Ingredients of Life Discovered on Near-Earth Asteroid Bennu – Sky & Telescope

In 2016, NASA launched a probe to collect samples from the asteroid 101955 Bennu in order to shed light on the solar system’s early environment. Now, scientists have found the ingredients of life in samples from the asteroid’s surface.

The Origins, Spectral Interpretation, Resource Identification, and Security-Regolith Explorer (OSIRIS-REX) mission captured a pristine sample of the near-Earth asteroid’s rock and dust, returning those bits and pieces to Earth in 2023. Now, analyses of the Bennu sample, published in Nature and Nature Astronomy, have revealed crucial molecules for life, including amino acids and the building blocks of DNA and RNA. The asteroid sample also contained traces of saltwater that may have helped mix molecules together to form more complex compounds.

Small, well-preserved asteroids like Bennu are useful probes of the early solar system’s composition. “Carbon-rich asteroids are leftovers of the early solar system that have been minimally altered for 4.5 billion years,” says Jason Dworkin (NASA Goddard Space Flight Center), a coauthor of both studies. “They preserve the chemistry that was happening at that time and was available at the origin of life.”

Scientists have also long thought that asteroids like Bennu could have delivered water and organic compounds to a primordial Earth and other solar system bodies. The findings demonstrate that the conditions for life to form might have been common in the early solar system — possible not just on Earth but also on other planets and moons.

Essential Molecules for Life

While scientists have found similar organic molecules in meteorite samples, Bennu provides a rare opportunity to study a sample from a remnant of the early solar system. Most meteorites become contaminated as they fall through Earth’s atmosphere.

“What makes Bennu samples special is that they are truly pristine extraterrestrial material,” says Dimitar Sasselov (Harvard University), who was not involved in the study. Preserving the integrity of the 120-gram sample of material — around the weight of a bar of soap — was essential to the OSIRIS-REx mission.

The team found that Bennu’s surface is rich in volatiles such as carbon, nitrogen, and ammonia. They also detected 33 amino acids, including 14 of the 20 that make up the proteins in terrestrial biology, and all five nucleobases that make up DNA and RNA.

Interestingly, while most amino acids found in life on Earth are shaped in a way that scientists dub “left-handed,” the team found an equal proportion of both left-handed and right-handed molecules in the Bennu sample. That finding raises questions about what produced the terrestrial asymmetry.

Bennu’s Briny History

Astronomers can also use the samples to trace Bennu’s history back to its parent asteroid, which probably broke into pieces — including Bennu — some billion years ago. Sample analysis revealed the presence of ammonia, methane, and other molecules, which suggests the parent body formed far enough from the Sun for those molecules to accrete as ices onto its surface.
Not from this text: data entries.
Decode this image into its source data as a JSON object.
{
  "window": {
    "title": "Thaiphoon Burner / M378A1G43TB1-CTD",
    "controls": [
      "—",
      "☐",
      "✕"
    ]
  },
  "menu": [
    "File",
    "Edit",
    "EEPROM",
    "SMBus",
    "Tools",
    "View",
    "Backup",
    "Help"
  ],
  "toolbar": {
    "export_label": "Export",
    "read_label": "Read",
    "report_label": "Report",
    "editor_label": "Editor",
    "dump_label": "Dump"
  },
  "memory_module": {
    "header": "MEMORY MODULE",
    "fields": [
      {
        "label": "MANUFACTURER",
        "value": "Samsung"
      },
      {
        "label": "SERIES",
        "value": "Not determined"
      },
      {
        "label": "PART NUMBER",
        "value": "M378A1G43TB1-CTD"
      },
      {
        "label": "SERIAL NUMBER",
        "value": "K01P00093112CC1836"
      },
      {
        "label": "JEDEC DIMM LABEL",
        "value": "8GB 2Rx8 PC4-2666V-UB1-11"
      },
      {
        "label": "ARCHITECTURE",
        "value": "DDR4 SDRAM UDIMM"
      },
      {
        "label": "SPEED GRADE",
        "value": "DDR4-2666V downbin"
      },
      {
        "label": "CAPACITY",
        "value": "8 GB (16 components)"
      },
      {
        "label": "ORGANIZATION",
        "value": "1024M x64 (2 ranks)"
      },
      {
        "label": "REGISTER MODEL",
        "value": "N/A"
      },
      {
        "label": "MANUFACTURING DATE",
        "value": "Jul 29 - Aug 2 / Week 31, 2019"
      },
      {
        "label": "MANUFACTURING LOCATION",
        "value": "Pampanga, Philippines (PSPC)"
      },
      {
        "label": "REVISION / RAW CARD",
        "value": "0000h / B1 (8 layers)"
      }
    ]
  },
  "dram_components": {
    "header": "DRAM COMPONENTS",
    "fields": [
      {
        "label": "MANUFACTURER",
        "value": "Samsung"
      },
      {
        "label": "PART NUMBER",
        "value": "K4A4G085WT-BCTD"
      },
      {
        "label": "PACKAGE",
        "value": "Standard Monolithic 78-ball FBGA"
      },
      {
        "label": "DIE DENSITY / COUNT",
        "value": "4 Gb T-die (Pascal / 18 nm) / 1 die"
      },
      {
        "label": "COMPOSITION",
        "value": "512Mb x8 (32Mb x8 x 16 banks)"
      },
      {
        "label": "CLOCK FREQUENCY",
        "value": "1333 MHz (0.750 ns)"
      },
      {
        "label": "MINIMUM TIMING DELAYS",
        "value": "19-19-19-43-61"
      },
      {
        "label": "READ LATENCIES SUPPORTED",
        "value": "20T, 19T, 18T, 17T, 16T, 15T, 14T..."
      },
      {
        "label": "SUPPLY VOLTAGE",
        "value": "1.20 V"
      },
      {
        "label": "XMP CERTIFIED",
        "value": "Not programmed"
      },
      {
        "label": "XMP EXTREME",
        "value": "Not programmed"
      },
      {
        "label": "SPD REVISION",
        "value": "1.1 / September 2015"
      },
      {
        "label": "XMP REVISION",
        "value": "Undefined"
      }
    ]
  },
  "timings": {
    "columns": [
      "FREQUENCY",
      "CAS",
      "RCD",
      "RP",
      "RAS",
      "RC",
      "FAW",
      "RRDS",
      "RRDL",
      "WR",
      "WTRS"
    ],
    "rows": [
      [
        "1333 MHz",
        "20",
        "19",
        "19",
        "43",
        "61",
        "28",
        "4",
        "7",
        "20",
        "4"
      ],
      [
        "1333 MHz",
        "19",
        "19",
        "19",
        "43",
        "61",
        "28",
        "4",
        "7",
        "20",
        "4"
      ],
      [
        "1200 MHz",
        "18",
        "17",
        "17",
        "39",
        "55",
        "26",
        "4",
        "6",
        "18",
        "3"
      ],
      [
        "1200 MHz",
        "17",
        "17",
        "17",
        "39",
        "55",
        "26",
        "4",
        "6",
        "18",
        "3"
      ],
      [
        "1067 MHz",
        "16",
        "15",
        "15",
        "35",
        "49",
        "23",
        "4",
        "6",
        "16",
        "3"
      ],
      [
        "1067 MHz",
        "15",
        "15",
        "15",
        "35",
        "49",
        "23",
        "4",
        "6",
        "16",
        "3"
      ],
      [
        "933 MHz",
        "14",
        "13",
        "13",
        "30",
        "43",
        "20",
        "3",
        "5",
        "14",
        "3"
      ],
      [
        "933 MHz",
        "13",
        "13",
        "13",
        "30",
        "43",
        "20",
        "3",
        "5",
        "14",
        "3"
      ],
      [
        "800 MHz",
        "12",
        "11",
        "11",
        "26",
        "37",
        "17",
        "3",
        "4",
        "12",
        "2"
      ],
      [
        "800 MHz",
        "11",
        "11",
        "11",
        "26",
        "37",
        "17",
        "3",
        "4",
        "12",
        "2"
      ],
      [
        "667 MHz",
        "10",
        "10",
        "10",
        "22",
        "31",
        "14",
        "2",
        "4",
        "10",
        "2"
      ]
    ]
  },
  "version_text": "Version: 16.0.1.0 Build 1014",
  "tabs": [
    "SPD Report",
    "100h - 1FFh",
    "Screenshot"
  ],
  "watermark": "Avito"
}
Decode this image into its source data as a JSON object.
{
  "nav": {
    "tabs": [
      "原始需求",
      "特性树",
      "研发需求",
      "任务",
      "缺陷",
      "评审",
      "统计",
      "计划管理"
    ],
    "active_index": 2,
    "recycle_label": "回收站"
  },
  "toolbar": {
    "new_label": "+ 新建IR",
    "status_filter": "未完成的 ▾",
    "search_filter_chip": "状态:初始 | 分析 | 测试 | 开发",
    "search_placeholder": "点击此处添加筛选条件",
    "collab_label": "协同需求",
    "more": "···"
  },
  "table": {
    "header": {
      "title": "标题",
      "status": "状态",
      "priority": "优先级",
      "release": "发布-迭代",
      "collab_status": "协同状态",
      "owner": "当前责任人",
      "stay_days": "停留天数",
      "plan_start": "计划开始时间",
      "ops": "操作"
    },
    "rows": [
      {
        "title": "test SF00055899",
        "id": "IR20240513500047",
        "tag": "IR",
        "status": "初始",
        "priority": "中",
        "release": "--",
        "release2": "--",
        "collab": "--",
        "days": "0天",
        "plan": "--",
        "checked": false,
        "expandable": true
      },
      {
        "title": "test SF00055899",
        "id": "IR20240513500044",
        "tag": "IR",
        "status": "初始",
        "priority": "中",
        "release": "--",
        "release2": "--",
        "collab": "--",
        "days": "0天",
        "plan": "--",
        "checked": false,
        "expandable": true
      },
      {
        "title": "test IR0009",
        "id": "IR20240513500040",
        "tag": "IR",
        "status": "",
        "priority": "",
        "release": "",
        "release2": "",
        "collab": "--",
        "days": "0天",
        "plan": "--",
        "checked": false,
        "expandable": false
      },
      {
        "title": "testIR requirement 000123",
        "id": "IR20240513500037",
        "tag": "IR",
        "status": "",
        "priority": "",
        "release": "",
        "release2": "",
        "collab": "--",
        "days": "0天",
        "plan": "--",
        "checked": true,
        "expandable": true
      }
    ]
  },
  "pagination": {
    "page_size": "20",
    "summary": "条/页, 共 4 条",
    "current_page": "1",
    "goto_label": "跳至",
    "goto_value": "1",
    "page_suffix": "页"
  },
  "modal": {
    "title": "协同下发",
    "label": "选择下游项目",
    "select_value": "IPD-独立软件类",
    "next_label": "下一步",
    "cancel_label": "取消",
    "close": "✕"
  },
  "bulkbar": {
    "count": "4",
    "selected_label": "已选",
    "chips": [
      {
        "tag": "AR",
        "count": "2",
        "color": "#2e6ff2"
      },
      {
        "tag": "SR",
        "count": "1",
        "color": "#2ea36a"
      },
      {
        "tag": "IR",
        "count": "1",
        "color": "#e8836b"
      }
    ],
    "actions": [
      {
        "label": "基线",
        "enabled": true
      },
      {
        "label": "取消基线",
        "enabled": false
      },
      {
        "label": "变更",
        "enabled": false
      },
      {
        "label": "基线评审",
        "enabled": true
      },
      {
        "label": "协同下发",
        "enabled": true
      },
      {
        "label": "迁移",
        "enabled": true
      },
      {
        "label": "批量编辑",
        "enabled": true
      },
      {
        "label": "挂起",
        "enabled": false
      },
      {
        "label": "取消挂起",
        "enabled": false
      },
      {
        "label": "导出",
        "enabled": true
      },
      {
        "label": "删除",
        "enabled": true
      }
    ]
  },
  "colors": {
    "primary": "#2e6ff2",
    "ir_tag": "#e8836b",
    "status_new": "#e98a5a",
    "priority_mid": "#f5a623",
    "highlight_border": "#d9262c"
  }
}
Other evidence suggests the parent body hosted saltwater, which could have acted as a mixing agent to produce more complex organic elements. The asteroid sample shows a sequence of 11 salt-rich minerals that were left behind as water containing those dissolved salts evaporated. The array of minerals are similar to those found in the salty crusts in dried lakebeds on Earth; in fact, the sodium-rich carbonate known as “trona,” which is common on Earth, had never been detected in extraterrestrial samples.

These brines could have served as a primordial “broth,” allowing the building blocks of life to combine and intermingle. For example, ammonia might have reacted with formaldehyde, another molecule the team detected, to form the amino acids.
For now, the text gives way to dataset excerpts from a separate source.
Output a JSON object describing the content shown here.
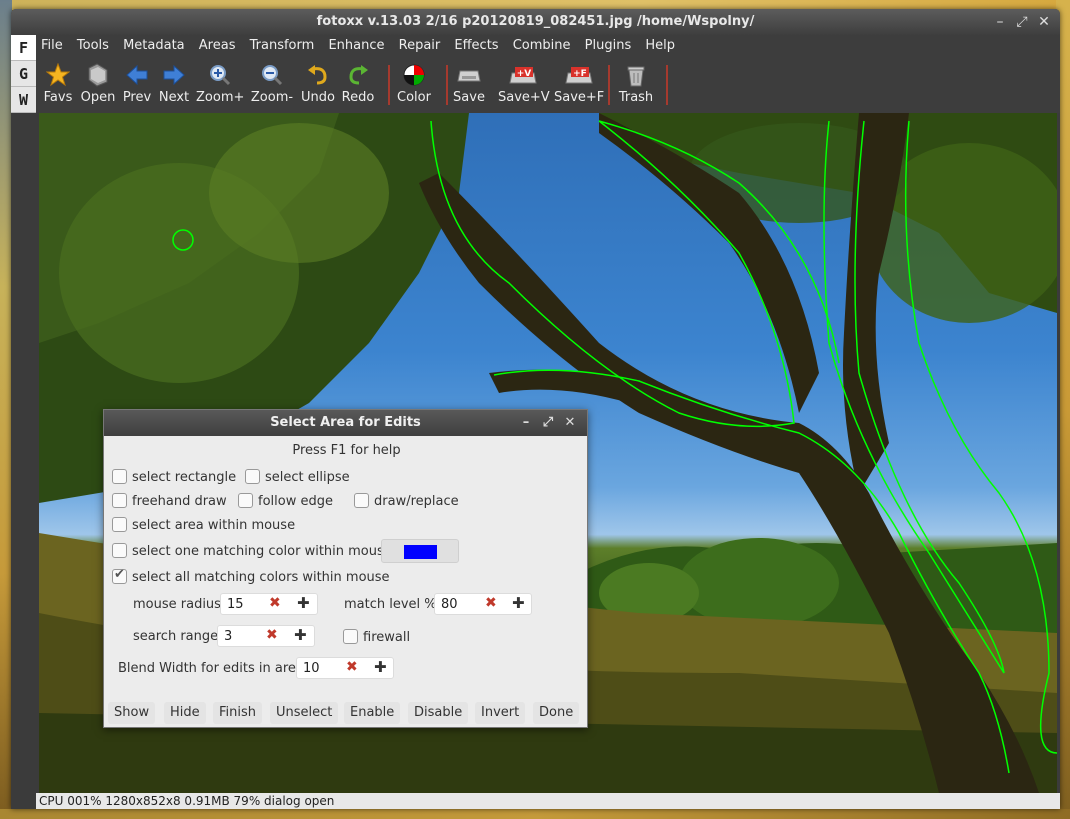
{
  "window": {
    "title": "fotoxx v.13.03  2/16  p20120819_082451.jpg  /home/Wspolny/",
    "controls": [
      "–",
      "⤢",
      "✕"
    ]
  },
  "side_tabs": [
    "F",
    "G",
    "W"
  ],
  "menu": [
    "File",
    "Tools",
    "Metadata",
    "Areas",
    "Transform",
    "Enhance",
    "Repair",
    "Effects",
    "Combine",
    "Plugins",
    "Help"
  ],
  "toolbar": {
    "favs": "Favs",
    "open": "Open",
    "prev": "Prev",
    "next": "Next",
    "zoom_in": "Zoom+",
    "zoom_out": "Zoom-",
    "undo": "Undo",
    "redo": "Redo",
    "color": "Color",
    "save": "Save",
    "save_v": "Save+V",
    "save_f": "Save+F",
    "trash": "Trash"
  },
  "status": "CPU 001%  1280x852x8  0.91MB  79%  dialog open",
  "dialog": {
    "title": "Select Area for Edits",
    "controls": [
      "–",
      "⤢",
      "✕"
    ],
    "help": "Press F1 for help",
    "select_rectangle": "select rectangle",
    "select_ellipse": "select ellipse",
    "freehand_draw": "freehand draw",
    "follow_edge": "follow edge",
    "draw_replace": "draw/replace",
    "within_mouse": "select area within mouse",
    "one_color": "select one matching color within mouse",
    "all_colors": "select all matching colors within mouse",
    "mouse_radius_label": "mouse radius",
    "mouse_radius": "15",
    "match_level_label": "match level %",
    "match_level": "80",
    "search_range_label": "search range",
    "search_range": "3",
    "firewall": "firewall",
    "blend_label": "Blend Width for edits in area",
    "blend": "10",
    "buttons": {
      "show": "Show",
      "hide": "Hide",
      "finish": "Finish",
      "unselect": "Unselect",
      "enable": "Enable",
      "disable": "Disable",
      "invert": "Invert",
      "done": "Done"
    }
  },
  "colors": {
    "selection_outline": "#00ff00",
    "match_color": "#0000ff"
  }
}
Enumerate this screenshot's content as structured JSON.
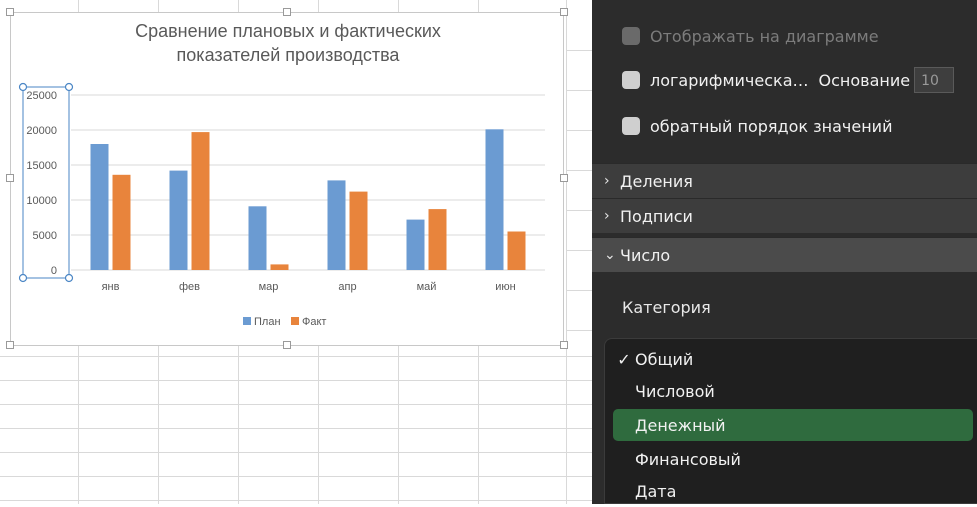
{
  "chart": {
    "title_line1": "Сравнение плановых и фактических",
    "title_line2": "показателей производства"
  },
  "chart_data": {
    "type": "bar",
    "title": "Сравнение плановых и фактических показателей производства",
    "categories": [
      "янв",
      "фев",
      "мар",
      "апр",
      "май",
      "июн"
    ],
    "series": [
      {
        "name": "План",
        "color": "#6b9bd2",
        "values": [
          18000,
          14200,
          9100,
          12800,
          7200,
          20100
        ]
      },
      {
        "name": "Факт",
        "color": "#e8843c",
        "values": [
          13600,
          19700,
          800,
          11200,
          8700,
          5500
        ]
      }
    ],
    "ylim": [
      0,
      25000
    ],
    "yticks": [
      0,
      5000,
      10000,
      15000,
      20000,
      25000
    ],
    "grid": true,
    "legend": "bottom"
  },
  "panel": {
    "show_on_chart": "Отображать на диаграмме",
    "log_scale": "логарифмическа…",
    "base_label": "Основание",
    "base_value": "10",
    "reverse_order": "обратный порядок значений",
    "sections": [
      {
        "label": "Деления",
        "state": "collapsed"
      },
      {
        "label": "Подписи",
        "state": "collapsed"
      },
      {
        "label": "Число",
        "state": "expanded"
      }
    ],
    "chev_right": "›",
    "chev_down": "⌄",
    "category_label": "Категория",
    "options": [
      {
        "label": "Общий",
        "checked": "✓"
      },
      {
        "label": "Числовой",
        "checked": ""
      },
      {
        "label": "Денежный",
        "checked": ""
      },
      {
        "label": "Финансовый",
        "checked": ""
      },
      {
        "label": "Дата",
        "checked": ""
      }
    ]
  }
}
Brines also exist on other icy worlds of the outer solar system, so prebiotic chemistry might have happened there, too. The team hopes to re-examine the meteorite samples in the Smithsonian’s collection, though sample returns from comets, Mars, and Saturn’s moons Titan and Enceladus would be even more telling. These moons and planets can “tell us about later times in solar system history and might hold vast secrets about life,” Dworkin says.

The molecules and brines present on Bennu demonstrate that the ingredients to form life might have been ubiquitous in the early solar system. Asteroids could have delivered this life-starting kit not only to Earth, but to the inner terrestrial planets and icy worlds of the outer solar system, providing the opportunity for life to form. “This discovery [of brines] was completely unexpected, which is why we explore space,” says Timothy McCoy (Smithsonian Institution), who led the Nature study. “Not just to confirm what we think we know, but to make new discoveries.”